Person B: "But my uncle Angus is a Scotsman and he puts sugar on his porridge."
Person A: “Therefore, your uncle is not a Scotsman as I define the term.”
Second, and more substantively, is that this fallacy depends far too heavily on “Scotsman” or whatever being a natural category with an unambiguous definition. As Ludwig Wittgenstein argued, a word or concept’s meaning is more like a “family resemblance” - a cluster of correlated features that generally but do not always go together.
A central example of some category might share virtually all such features in an unambiguous form, but there is no definitive way of classifying something as a member or non-member of some category. Philosophers and linguists can debate this all they want, but the point is clear to anyone who intuitively understands the futility of determining whether a hotdog is “really” a sandwich.
Back to the point: the concept of “Scotsman” might be better understood as referring to a cluster of correlated features, such as being born in Scotland, having a Scottish accent, and not putting sugar in one’s porridge. Some people are clearly Scotsmen, but what about someone who was born in Scotland but moved to Norway when he was an infant? What about someone who only puts sugar in his porridge on Tuesdays?
Person A is probably using “true Scotsman” to mean a central, unambiguous member of this group. So, there might really be a substantive disagreement between person A and person B as to the importance of the feature “doesn’t put sugar in his porridge” as one of several correlated features underneath the “Scotsman” umbrella. No fallacy to be found.

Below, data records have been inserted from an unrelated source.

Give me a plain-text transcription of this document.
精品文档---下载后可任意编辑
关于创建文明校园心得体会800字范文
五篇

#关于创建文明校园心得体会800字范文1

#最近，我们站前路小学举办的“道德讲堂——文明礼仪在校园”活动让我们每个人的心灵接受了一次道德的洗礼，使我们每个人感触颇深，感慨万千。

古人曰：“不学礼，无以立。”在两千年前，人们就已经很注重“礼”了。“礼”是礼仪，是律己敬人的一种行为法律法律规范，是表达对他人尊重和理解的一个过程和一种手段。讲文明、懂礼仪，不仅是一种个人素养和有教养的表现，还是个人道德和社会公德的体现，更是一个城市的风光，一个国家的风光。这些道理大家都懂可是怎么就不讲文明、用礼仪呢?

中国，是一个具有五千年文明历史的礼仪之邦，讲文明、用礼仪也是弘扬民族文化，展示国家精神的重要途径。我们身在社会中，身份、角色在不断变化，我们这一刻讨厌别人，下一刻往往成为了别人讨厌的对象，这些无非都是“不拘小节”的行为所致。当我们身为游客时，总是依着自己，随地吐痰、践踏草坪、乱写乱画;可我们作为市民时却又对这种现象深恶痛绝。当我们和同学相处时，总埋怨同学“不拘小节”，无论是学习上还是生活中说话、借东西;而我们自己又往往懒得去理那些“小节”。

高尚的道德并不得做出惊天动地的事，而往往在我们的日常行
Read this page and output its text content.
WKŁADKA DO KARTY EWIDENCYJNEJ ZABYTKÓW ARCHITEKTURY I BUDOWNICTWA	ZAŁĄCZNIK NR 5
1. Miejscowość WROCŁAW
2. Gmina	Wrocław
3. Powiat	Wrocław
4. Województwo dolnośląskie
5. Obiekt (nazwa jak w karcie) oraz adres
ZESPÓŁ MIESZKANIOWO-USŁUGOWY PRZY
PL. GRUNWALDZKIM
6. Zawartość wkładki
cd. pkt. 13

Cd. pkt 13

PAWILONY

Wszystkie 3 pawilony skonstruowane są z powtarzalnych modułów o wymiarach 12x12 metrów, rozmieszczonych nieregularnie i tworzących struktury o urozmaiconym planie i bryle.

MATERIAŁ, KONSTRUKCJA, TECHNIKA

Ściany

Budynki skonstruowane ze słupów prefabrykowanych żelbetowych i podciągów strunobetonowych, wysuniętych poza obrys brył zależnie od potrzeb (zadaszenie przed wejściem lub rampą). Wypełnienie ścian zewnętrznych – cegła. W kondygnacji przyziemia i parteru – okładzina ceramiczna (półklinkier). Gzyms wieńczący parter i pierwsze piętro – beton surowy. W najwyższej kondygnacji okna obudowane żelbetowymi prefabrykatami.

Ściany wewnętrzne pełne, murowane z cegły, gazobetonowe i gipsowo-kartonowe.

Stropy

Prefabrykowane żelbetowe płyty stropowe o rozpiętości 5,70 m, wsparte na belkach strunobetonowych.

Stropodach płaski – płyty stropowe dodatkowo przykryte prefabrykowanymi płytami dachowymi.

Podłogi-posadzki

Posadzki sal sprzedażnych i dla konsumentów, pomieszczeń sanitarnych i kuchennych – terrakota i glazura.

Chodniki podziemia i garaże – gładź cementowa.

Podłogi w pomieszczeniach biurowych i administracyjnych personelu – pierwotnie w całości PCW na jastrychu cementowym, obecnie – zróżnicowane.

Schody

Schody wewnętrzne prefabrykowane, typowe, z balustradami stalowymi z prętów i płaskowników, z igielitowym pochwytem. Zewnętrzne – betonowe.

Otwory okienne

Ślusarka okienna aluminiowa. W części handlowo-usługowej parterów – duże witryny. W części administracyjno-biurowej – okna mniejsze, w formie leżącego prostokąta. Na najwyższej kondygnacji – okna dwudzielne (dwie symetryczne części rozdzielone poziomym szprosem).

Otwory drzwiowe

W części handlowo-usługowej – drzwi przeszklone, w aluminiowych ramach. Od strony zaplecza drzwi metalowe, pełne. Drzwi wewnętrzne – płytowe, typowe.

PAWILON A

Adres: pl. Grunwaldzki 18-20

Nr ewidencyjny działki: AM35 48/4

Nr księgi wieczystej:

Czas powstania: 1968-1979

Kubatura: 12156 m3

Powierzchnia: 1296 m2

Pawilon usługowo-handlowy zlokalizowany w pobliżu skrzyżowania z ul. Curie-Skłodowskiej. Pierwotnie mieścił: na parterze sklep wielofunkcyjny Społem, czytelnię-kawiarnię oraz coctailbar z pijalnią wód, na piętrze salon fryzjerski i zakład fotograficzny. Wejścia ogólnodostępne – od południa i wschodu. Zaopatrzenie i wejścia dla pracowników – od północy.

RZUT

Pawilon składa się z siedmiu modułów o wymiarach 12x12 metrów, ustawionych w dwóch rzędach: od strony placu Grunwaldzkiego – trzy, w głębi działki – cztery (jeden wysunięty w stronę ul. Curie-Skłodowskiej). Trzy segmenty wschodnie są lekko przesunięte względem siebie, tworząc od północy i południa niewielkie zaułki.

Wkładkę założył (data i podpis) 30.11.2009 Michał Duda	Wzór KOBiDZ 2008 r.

Correlation does not imply causation
Or, if you want to sound smart, cum hoc ergo propter hoc.
No explanation needed for this one. While literally true at face value, I think the phrase is overused:
Steelman
Others have made a similar point before, but I can’t recall where so please forgive me for intellectual plagiarism.
While I wouldn’t go as far as to say that genuinely spurious correlations never exist, I think there is quite often some causal relationship between two correlated variables, X and Y. Of course, this need not be that X causes (—>) Y or that Y —> X. Maybe X—>A—>B—>C—>Y, or Z—>A—>B—>X and separately Z—>C—>Y.
That’s a lot of letters, so here are some examples. Over the last hundred years, typewriter production has fallen while global CO2 emissions have risen. Obviously, there is no direct causal link between these two trends.
However, I don’t think it would be fair to call this entirely spurious either. Both can be attributed, in some fashion, to the rise of the industrial economy. Describing the precise causal pathways involved is above my pay grade, but there is a genuine connection here.
Maybe that was too easy. Let’s head over to this website with thousands of “spurious correlations” for something harder:
I don’t know anything about pool drownings or Nicholas Cage, so I can’t tell a good story about this one. Likewise, it’s easy to invent post-hoc explanations of any relationship. However, it seems possible that even pool drownings and Nicholas Cage appearances aren’t entirely unrelated.
For example, might the dip in 2008 for both be caused (somehow) by the Great Recession? Perhaps people go swimming less when times are bad, and movie studios slow down production. I have no idea, but we shouldn’t be too quick to assume that there are no causal gears turning underneath the surface.
Conclusion
I think one commonality between the five fallacies I’ve considered is that all commit a form of the motte and bailey fallacy (which would be worth trying to steelman in its own right!), like this:
There are about a thousand other types of fallacy on the Wikipedia list, but I think I’ll stop here for now. Maybe round two in another post!